Kemarin aku sempat down, gegara melihat foto pernikahan di media sosial. Wajarlah, sifat manusiawi yang bertanya-tanya "aku kapan?" Dan ini sebagian dari ketidaksukaan itu.

Setegar-tegarnya pendirian bahwa aku-pasti-menikah-pada-waktunya, pasti juga pernah tumbang. Justru dari situ belajar lagi dan belajar lagi. Bahwa jodoh itu bukan kuasa kita. Mau salto-salto bagaimanapun, ya kalau belum waktunya kita bisa apa (aku merasa hampir ingin salto, sih, hehe).

Lumayan greget. Dalam hati sempat membatin, "Nih, jodohku mukanya kaya apa, sih.
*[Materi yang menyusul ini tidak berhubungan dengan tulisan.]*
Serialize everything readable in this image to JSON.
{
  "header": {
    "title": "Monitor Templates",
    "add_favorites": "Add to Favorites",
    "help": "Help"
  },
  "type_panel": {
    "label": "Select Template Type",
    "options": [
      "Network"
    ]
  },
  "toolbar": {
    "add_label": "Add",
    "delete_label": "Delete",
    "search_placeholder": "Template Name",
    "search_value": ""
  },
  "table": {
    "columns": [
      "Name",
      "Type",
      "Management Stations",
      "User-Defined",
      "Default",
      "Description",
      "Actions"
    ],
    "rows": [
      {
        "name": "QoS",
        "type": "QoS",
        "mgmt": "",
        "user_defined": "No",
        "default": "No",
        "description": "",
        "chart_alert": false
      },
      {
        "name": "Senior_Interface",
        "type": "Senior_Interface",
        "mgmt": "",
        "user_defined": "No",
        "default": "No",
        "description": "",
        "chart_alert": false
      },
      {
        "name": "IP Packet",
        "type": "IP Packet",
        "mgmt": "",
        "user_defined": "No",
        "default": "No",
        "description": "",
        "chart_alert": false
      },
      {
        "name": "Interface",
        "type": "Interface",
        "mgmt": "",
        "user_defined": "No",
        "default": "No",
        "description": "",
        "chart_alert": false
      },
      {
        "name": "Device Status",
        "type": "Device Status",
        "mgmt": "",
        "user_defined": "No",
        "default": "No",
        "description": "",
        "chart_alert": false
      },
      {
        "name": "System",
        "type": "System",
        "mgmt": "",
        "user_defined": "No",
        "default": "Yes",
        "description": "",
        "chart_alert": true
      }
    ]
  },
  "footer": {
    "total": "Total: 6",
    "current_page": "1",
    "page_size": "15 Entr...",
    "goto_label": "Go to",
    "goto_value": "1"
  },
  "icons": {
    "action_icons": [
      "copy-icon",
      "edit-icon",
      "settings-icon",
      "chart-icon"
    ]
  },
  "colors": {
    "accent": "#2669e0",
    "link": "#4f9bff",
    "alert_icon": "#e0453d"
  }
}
Pengen nyubit kalo ketemu." Ya begitulah kira-kira, saking gemasnya.

Sampai kulepaskan perlahan. "Tuhan, aku percaya Kau telah siapkan yang terbaik untukku." Meskipun pasrah, proposal jodoh telah kurincikan kepada-Nya.

Ya kan tidak mungkin kita pesan makanan dengan modal "terserah deh, Mbak". Pasti kita menyebutkan, dong, mau makan ini-itu dengan detail.

"Pesen bakso satu, ya Mbak. Nggak usah pake daun sop dan bawang goreng. Kuahnya agak dibanyakin dikit."

Nah, begitu kan jelas. Kira-kira jodoh harus diminta dengan detail juga. Soalnya, nanti kalau dikasih Tuhan tak sesuai dengan kriteria kita, nanti menyalahkan Tuhan pula.

"Nah, kan kemarin bilangnya terserah." Mungkin begitu kali, ya, jawaban Tuhan. Hehe.

Memang, Tuhan pasti memberikan yang terbaik untuk kita. Tapi, kita juga harus berusaha. Minimal menyebutkan karakter jodoh impian, deh.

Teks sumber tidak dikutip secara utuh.